Your business people might know what they want and how it will make money, but the software guys have to understand how anything new fits into the existing system, down to the most minute detail, and then put it together in a way that doesn’t make everything explode.

Most companies are turning into software companies without even knowing it. They are totally dependent on software, but they think software development is constructing buildings, not building rockets. They think the software department is a naughty expensive step-child that can be starved and outsourced, when in reality the developers are the ones with the most complete domain knowledge.

Think about this for a moment: Every bank and every insurance company is a software company. Almost all customer interaction is through software, most internal routines are chaperoned or automated by software, and most of it is custom built for their requirements. That sounds like a software company. The main difference between these companies is the products they sell.

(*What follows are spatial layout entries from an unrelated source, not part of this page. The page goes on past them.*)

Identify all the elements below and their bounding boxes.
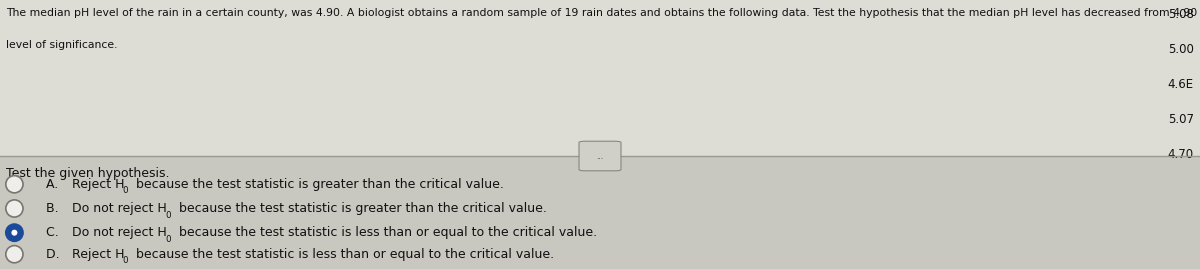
Text: B.: B. [38, 202, 59, 215]
Text: level of significance.: level of significance. [6, 40, 118, 50]
Ellipse shape [6, 200, 23, 217]
Text: D.: D. [38, 248, 60, 261]
Ellipse shape [6, 224, 23, 241]
Text: Do not reject H: Do not reject H [72, 226, 167, 239]
Text: 4.6E: 4.6E [1168, 78, 1194, 91]
Ellipse shape [6, 176, 23, 193]
Text: 5.07: 5.07 [1168, 113, 1194, 126]
Text: 0: 0 [122, 256, 127, 266]
Text: C.: C. [38, 226, 59, 239]
Text: 0: 0 [166, 211, 172, 220]
Text: because the test statistic is less than or equal to the critical value.: because the test statistic is less than … [132, 248, 553, 261]
Ellipse shape [6, 246, 23, 263]
Text: 4.70: 4.70 [1168, 148, 1194, 161]
Text: Test the given hypothesis.: Test the given hypothesis. [6, 167, 169, 180]
Text: because the test statistic is greater than the critical value.: because the test statistic is greater th… [175, 202, 547, 215]
Text: 0: 0 [122, 186, 127, 196]
Text: ...: ... [596, 151, 604, 161]
FancyBboxPatch shape [0, 0, 1200, 156]
Text: Do not reject H: Do not reject H [72, 202, 167, 215]
Text: 0: 0 [166, 235, 172, 244]
Text: because the test statistic is greater than the critical value.: because the test statistic is greater th… [132, 178, 503, 191]
Ellipse shape [11, 230, 18, 236]
Text: 5.08: 5.08 [1168, 8, 1194, 21]
Text: 5.00: 5.00 [1168, 43, 1194, 56]
Text: because the test statistic is less than or equal to the critical value.: because the test statistic is less than … [175, 226, 598, 239]
Text: The median pH level of the rain in a certain county, was 4.90. A biologist obtai: The median pH level of the rain in a cer… [6, 8, 1200, 18]
Text: Reject H: Reject H [72, 178, 125, 191]
FancyBboxPatch shape [580, 141, 622, 171]
FancyBboxPatch shape [0, 156, 1200, 269]
Text: Reject H: Reject H [72, 248, 125, 261]
Text: A.: A. [38, 178, 59, 191]
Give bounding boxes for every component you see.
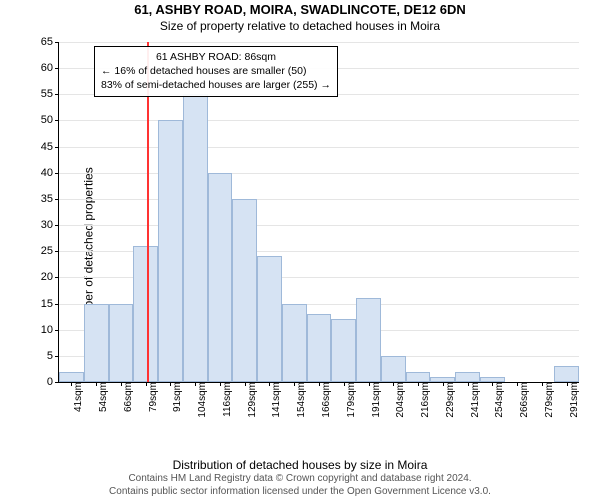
bar xyxy=(257,256,282,382)
x-tick-label: 129sqm xyxy=(243,382,258,418)
bar xyxy=(59,372,84,382)
chart-title: 61, ASHBY ROAD, MOIRA, SWADLINCOTE, DE12… xyxy=(0,2,600,17)
x-tick-label: 141sqm xyxy=(267,382,282,418)
annotation-line-1: 61 ASHBY ROAD: 86sqm xyxy=(101,50,331,64)
bar xyxy=(554,366,579,382)
chart-subtitle: Size of property relative to detached ho… xyxy=(0,19,600,33)
x-tick-label: 179sqm xyxy=(342,382,357,418)
bar xyxy=(109,304,134,382)
y-tick-label: 35 xyxy=(17,193,59,205)
x-tick-label: 204sqm xyxy=(391,382,406,418)
x-tick-label: 154sqm xyxy=(292,382,307,418)
x-tick-label: 191sqm xyxy=(367,382,382,418)
y-tick-label: 5 xyxy=(17,350,59,362)
y-tick-label: 60 xyxy=(17,62,59,74)
y-tick-label: 45 xyxy=(17,141,59,153)
bar xyxy=(232,199,257,382)
credit-line-2: Contains public sector information licen… xyxy=(0,486,600,499)
y-tick-label: 65 xyxy=(17,36,59,48)
x-tick-label: 241sqm xyxy=(466,382,481,418)
x-axis-label: Distribution of detached houses by size … xyxy=(0,458,600,472)
bar xyxy=(307,314,332,382)
x-tick-label: 291sqm xyxy=(565,382,580,418)
x-tick-label: 41sqm xyxy=(69,382,84,412)
bar xyxy=(84,304,109,382)
x-tick-label: 216sqm xyxy=(416,382,431,418)
x-tick-label: 79sqm xyxy=(144,382,159,412)
annotation-box: 61 ASHBY ROAD: 86sqm ← 16% of detached h… xyxy=(94,46,338,97)
bar xyxy=(406,372,431,382)
x-tick-label: 116sqm xyxy=(218,382,233,417)
bar xyxy=(282,304,307,382)
bar xyxy=(158,120,183,382)
y-tick-label: 0 xyxy=(17,376,59,388)
x-tick-label: 66sqm xyxy=(119,382,134,412)
bar xyxy=(133,246,158,382)
x-tick-label: 279sqm xyxy=(540,382,555,418)
bar xyxy=(381,356,406,382)
x-tick-label: 91sqm xyxy=(168,382,183,412)
y-tick-label: 50 xyxy=(17,114,59,126)
y-tick-label: 20 xyxy=(17,271,59,283)
x-tick-label: 104sqm xyxy=(193,382,208,418)
x-tick-label: 229sqm xyxy=(441,382,456,418)
credit-text: Contains HM Land Registry data © Crown c… xyxy=(0,473,600,498)
chart-container: 61, ASHBY ROAD, MOIRA, SWADLINCOTE, DE12… xyxy=(0,0,600,500)
bar xyxy=(331,319,356,382)
credit-line-1: Contains HM Land Registry data © Crown c… xyxy=(0,473,600,486)
x-tick-label: 254sqm xyxy=(490,382,505,418)
y-tick-label: 15 xyxy=(17,298,59,310)
x-tick-label: 166sqm xyxy=(317,382,332,418)
annotation-line-3: 83% of semi-detached houses are larger (… xyxy=(101,78,331,92)
y-tick-label: 40 xyxy=(17,167,59,179)
y-tick-label: 25 xyxy=(17,245,59,257)
y-tick-label: 10 xyxy=(17,324,59,336)
bar xyxy=(208,173,233,382)
bar xyxy=(356,298,381,382)
x-tick-label: 266sqm xyxy=(515,382,530,418)
plot-area: 0510152025303540455055606541sqm54sqm66sq… xyxy=(58,42,579,383)
bar xyxy=(183,94,208,382)
y-tick-label: 55 xyxy=(17,88,59,100)
y-tick-label: 30 xyxy=(17,219,59,231)
bar xyxy=(455,372,480,382)
x-tick-label: 54sqm xyxy=(94,382,109,412)
annotation-line-2: ← 16% of detached houses are smaller (50… xyxy=(101,64,331,78)
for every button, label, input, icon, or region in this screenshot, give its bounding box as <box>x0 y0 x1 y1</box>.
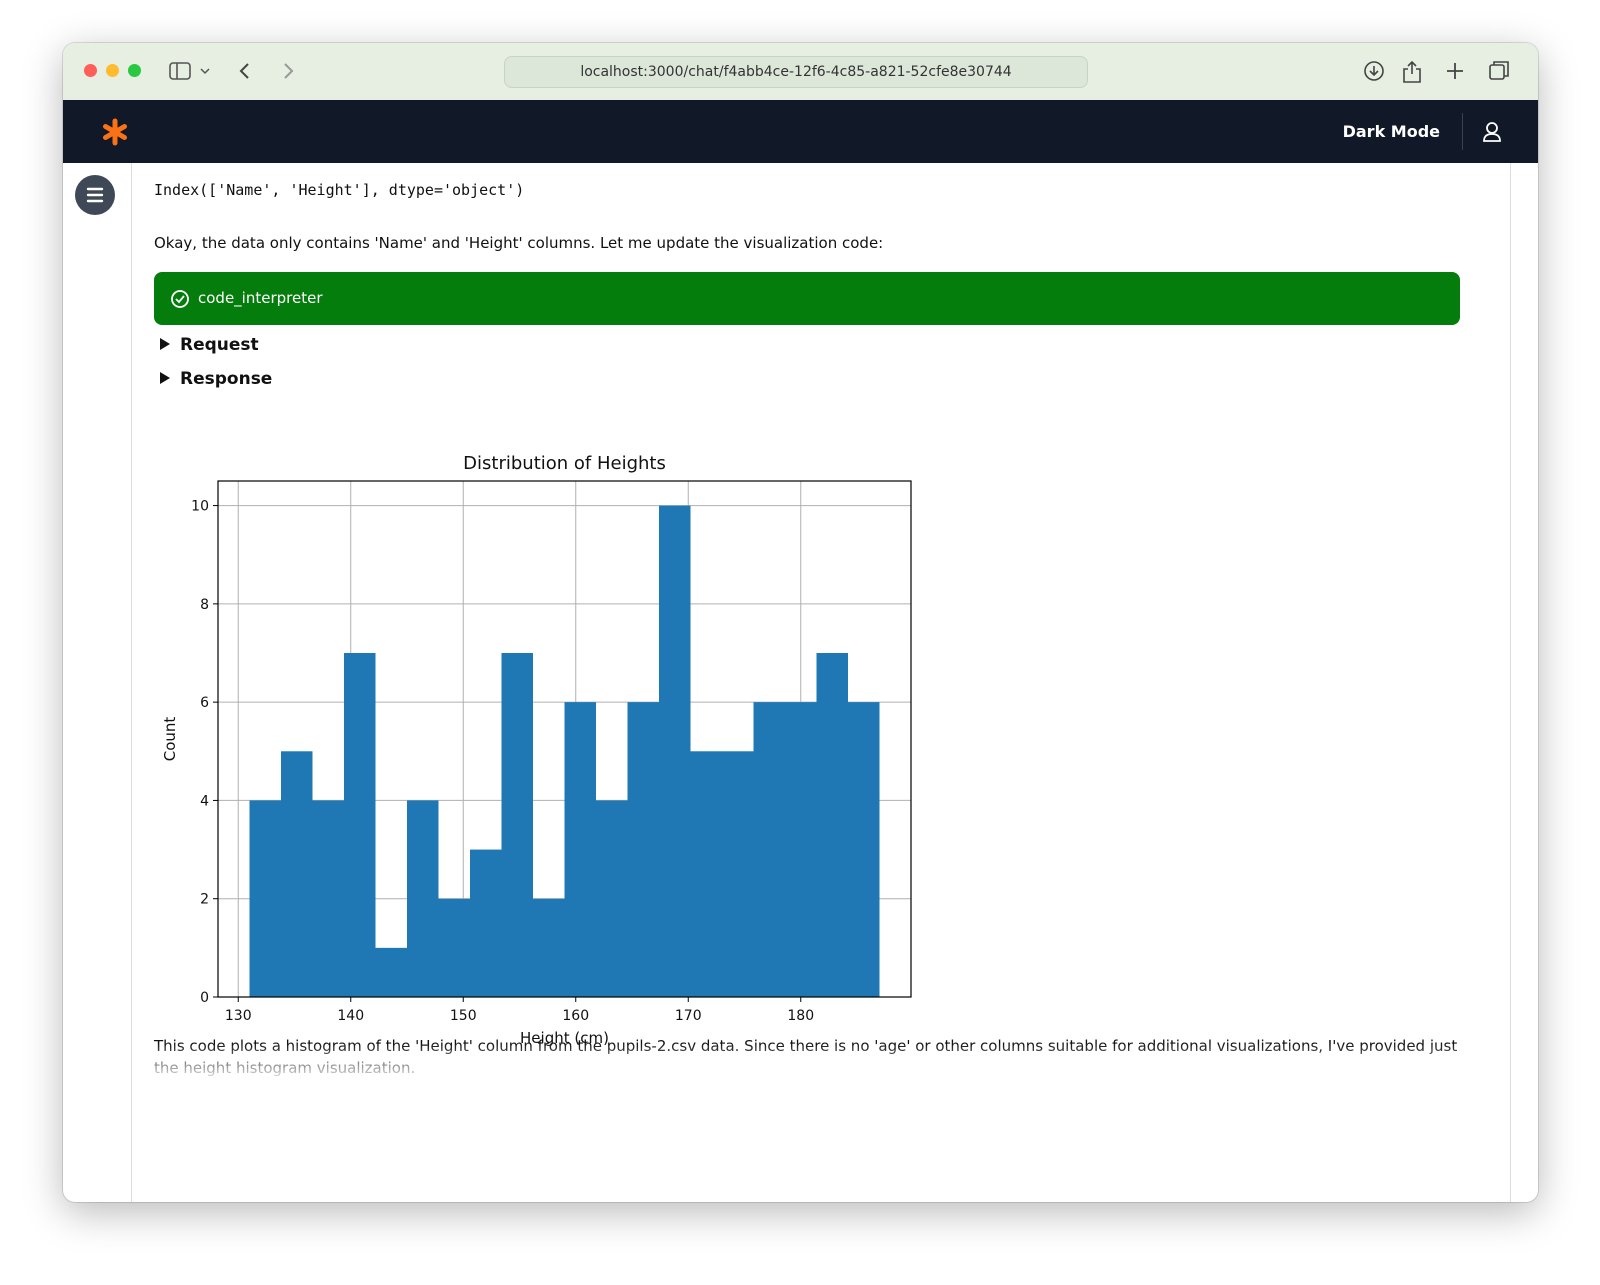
request-toggle[interactable]: Request <box>160 335 259 355</box>
code-output: Index(['Name', 'Height'], dtype='object'… <box>154 181 525 199</box>
response-label: Response <box>180 369 273 389</box>
nav-icons <box>169 62 294 80</box>
divider <box>1462 113 1463 150</box>
y-tick-label: 0 <box>200 990 209 1006</box>
chart-title: Distribution of Heights <box>463 453 666 474</box>
x-axis-label: Height (cm) <box>520 1029 609 1047</box>
histogram-bar <box>501 653 533 997</box>
histogram-bar <box>533 898 565 997</box>
request-label: Request <box>180 335 259 355</box>
y-axis-label: Count <box>161 717 179 762</box>
triangle-icon <box>160 372 170 384</box>
histogram-bar <box>722 751 754 997</box>
x-tick-label: 150 <box>450 1008 477 1024</box>
sidebar-icon[interactable] <box>169 62 191 80</box>
chat-panel: Index(['Name', 'Height'], dtype='object'… <box>131 163 1511 1202</box>
histogram-bar <box>470 849 502 997</box>
histogram-bar <box>690 751 722 997</box>
user-icon[interactable] <box>1482 121 1502 143</box>
x-tick-label: 170 <box>675 1008 702 1024</box>
histogram-bar <box>438 898 470 997</box>
tool-name: code_interpreter <box>198 289 323 307</box>
menu-button[interactable] <box>75 175 115 215</box>
browser-toolbar: localhost:3000/chat/f4abb4ce-12f6-4c85-a… <box>63 43 1538 101</box>
y-tick-label: 6 <box>200 695 209 711</box>
x-tick-label: 140 <box>337 1008 364 1024</box>
histogram-bar <box>564 702 596 997</box>
url-text: localhost:3000/chat/f4abb4ce-12f6-4c85-a… <box>580 64 1012 80</box>
x-tick-label: 160 <box>562 1008 589 1024</box>
histogram-bar <box>344 653 376 997</box>
histogram-bar <box>249 800 281 997</box>
app-header: Dark Mode <box>63 100 1538 163</box>
tool-call-banner[interactable]: code_interpreter <box>154 272 1460 325</box>
histogram-bar <box>281 751 313 997</box>
dropdown-icon[interactable] <box>200 68 210 75</box>
forward-icon[interactable] <box>284 63 294 79</box>
y-tick-label: 4 <box>200 793 209 809</box>
close-button[interactable] <box>84 64 97 77</box>
x-tick-label: 180 <box>787 1008 814 1024</box>
dark-mode-toggle[interactable]: Dark Mode <box>1342 122 1440 141</box>
address-bar[interactable]: localhost:3000/chat/f4abb4ce-12f6-4c85-a… <box>504 56 1088 88</box>
share-icon[interactable] <box>1403 60 1421 83</box>
toolbar-icons <box>1364 60 1509 83</box>
download-icon[interactable] <box>1364 61 1384 81</box>
y-tick-label: 10 <box>191 499 209 515</box>
tabs-icon-back <box>1493 61 1509 77</box>
x-tick-label: 130 <box>225 1008 252 1024</box>
triangle-icon <box>160 338 170 350</box>
download-arrow <box>1369 66 1379 77</box>
tabs-icon[interactable] <box>1489 64 1505 80</box>
response-toggle[interactable]: Response <box>160 369 272 389</box>
histogram-bar <box>312 800 344 997</box>
histogram-bar <box>659 505 691 997</box>
message-text: Okay, the data only contains 'Name' and … <box>154 234 884 252</box>
new-tab-icon[interactable] <box>1447 63 1463 79</box>
browser-window: localhost:3000/chat/f4abb4ce-12f6-4c85-a… <box>63 43 1538 1202</box>
back-icon[interactable] <box>239 63 249 79</box>
histogram-bar <box>785 702 817 997</box>
fade-overlay <box>132 1043 1510 1084</box>
minimize-button[interactable] <box>106 64 119 77</box>
histogram-bar <box>596 800 628 997</box>
histogram-bar <box>375 947 407 997</box>
y-tick-label: 8 <box>200 597 209 613</box>
menu-icon <box>86 187 104 203</box>
y-tick-label: 2 <box>200 892 209 908</box>
histogram-bar <box>848 702 880 997</box>
check-icon <box>171 290 189 308</box>
message-list: Index(['Name', 'Height'], dtype='object'… <box>132 163 1510 1084</box>
zoom-button[interactable] <box>128 64 141 77</box>
plot-frame <box>217 480 912 998</box>
histogram-bar <box>816 653 848 997</box>
histogram-chart: Distribution of Heights Height (cm) Count 1… <box>161 453 912 1047</box>
logo[interactable] <box>101 118 129 146</box>
histogram-bar <box>627 702 659 997</box>
histogram-bar <box>407 800 439 997</box>
histogram-bar <box>753 702 785 997</box>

Of course a bank needs to know banking and an insurance company needs actuaries. But this knowledge is being embedded into software, and the developers are doing this embedding.

I have seen software developers help business people understand how something worked because they implemented it and retained the knowledge, while the insurance expert had forgotten the details. That is domain knowledge.

Traditional non-software companies that have been eaten by software often have managers that do not understand software development. This is becoming a problem for these companies, in large part because of faulty analogies.

In my opinion software development is at least as hard as rocket science, and treating it like anything less will weaken your company, cripple your software and most likely make something explode in a very bad way.